Auf dem Anmeldebogen haben die Eltern nicht nur die freie Wahl, in welcher der 270 Kitas in Bremen sie ihr Kind anmelden, sondern auch, ob es vier, sechs oder acht Stunden täglich betreut werden soll. Ein Rechtsanspruch besteht allerdings nur auf eine Halbtags-Betreuung irgendwo in Bremen. Zum ersten Mal sollen in diesem Jahr nicht mehr das Amt für Soziale Dienste, sondern die ihm untergeordneten und über die Stadt verteilten Sozialzentren für eine gleichmäßige Auslastung der einzelnen Kitas in ihrem Bereich sorgen.

Wie viele Kinder im letzten Jahr tatsächlich in der gewünschten Einrichtung unterkamen, konnte Knigge gestern nicht sagen. Den Wunsch nach vier-, sechs- oder achtstündiger Betreuung jedoch habe man in neun von zehn Fällen erfüllen können.

Elternsprecher Stefan Kunold hält diese Angaben indes für geschönt. „Viele Kindergärten raten etwa Eltern, die nicht berufstätig sind, gleich davon ab, eine Ganztagsbetreuung für ihr Kind zu beantragen – sie hätten sowieso keine Chance“, sagt er.

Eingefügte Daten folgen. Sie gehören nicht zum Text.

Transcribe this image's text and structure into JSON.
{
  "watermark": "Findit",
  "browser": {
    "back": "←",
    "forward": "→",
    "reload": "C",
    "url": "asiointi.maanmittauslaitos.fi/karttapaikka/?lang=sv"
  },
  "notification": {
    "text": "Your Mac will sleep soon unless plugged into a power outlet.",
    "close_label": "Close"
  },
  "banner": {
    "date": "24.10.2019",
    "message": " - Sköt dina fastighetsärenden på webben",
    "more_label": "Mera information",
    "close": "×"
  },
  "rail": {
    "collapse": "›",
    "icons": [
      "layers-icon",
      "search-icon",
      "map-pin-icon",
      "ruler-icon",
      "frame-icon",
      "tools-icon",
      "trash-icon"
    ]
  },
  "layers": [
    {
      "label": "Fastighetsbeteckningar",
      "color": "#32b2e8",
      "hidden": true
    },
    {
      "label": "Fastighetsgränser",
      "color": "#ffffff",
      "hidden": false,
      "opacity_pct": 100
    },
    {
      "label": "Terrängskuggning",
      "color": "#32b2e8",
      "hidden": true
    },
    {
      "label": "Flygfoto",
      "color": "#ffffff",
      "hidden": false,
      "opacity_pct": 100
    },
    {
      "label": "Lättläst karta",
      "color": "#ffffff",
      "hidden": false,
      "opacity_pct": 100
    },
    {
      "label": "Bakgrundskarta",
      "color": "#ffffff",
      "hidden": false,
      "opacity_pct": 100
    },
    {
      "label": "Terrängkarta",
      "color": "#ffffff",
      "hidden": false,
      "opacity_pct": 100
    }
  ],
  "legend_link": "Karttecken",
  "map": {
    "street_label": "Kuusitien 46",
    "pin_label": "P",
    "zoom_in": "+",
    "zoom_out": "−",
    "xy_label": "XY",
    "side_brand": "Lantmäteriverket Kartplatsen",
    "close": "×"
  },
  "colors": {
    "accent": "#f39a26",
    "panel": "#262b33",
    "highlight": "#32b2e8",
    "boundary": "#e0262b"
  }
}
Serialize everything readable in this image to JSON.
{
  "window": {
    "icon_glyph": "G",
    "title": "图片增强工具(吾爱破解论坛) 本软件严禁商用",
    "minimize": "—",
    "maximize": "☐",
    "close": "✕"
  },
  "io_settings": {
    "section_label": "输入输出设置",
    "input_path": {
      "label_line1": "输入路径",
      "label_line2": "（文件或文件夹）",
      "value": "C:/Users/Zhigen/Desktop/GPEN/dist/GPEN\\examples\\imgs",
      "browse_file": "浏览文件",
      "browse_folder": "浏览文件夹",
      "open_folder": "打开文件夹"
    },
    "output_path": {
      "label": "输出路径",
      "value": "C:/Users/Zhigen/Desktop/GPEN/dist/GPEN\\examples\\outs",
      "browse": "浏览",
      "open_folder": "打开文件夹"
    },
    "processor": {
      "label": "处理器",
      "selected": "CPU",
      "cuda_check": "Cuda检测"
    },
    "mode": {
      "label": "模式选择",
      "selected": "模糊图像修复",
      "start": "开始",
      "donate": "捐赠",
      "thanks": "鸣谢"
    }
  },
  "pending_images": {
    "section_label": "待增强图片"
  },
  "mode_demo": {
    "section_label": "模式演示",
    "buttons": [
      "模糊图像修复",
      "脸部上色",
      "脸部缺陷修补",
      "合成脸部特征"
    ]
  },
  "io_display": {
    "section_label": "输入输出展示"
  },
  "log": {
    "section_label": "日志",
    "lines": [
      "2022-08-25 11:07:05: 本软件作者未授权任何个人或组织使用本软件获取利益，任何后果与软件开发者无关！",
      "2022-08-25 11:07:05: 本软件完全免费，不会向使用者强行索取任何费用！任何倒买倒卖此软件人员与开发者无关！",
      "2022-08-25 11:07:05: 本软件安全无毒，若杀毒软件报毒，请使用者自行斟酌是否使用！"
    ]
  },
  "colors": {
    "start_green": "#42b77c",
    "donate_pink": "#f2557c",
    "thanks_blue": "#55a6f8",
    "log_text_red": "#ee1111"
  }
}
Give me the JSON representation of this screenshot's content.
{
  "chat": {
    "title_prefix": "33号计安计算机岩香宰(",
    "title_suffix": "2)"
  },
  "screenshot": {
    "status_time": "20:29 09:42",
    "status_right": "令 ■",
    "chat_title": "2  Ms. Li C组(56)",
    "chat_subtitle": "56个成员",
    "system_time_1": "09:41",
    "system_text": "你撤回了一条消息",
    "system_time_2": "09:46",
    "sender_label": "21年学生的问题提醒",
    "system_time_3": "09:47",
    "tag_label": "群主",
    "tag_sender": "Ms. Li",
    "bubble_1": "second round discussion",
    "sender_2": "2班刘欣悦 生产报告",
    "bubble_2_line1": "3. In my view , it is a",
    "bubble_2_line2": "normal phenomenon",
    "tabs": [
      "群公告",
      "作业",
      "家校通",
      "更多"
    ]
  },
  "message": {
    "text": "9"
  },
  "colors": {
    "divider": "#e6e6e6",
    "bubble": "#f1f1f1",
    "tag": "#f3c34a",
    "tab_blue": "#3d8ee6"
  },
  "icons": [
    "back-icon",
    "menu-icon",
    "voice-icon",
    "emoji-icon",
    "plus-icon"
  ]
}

Kunolds größtes Anliegen ist, dass die Kindergärten auch in den Ferien regulär geöffnet haben. Im Gegensatz zu allen anderen Bundesländern haben die Bremer Kitas nämlich acht Wochen im Jahr geschlossen; lediglich für die Kinder berufstätiger Eltern gibt es eine Art „Notdienst“. Staatsrat Knigge schätzt, dass maximal zwei Drittel der Eltern eine Betreuung während der Ferien wünschten. Genauere Erkenntnisse darüber soll eine repräsentative Befragung ergeben, deren Ergebnisse im Februar vorlägen. Dann, so deutet er an, könnte auch die Behörde die Ferien-Regelung überdenken.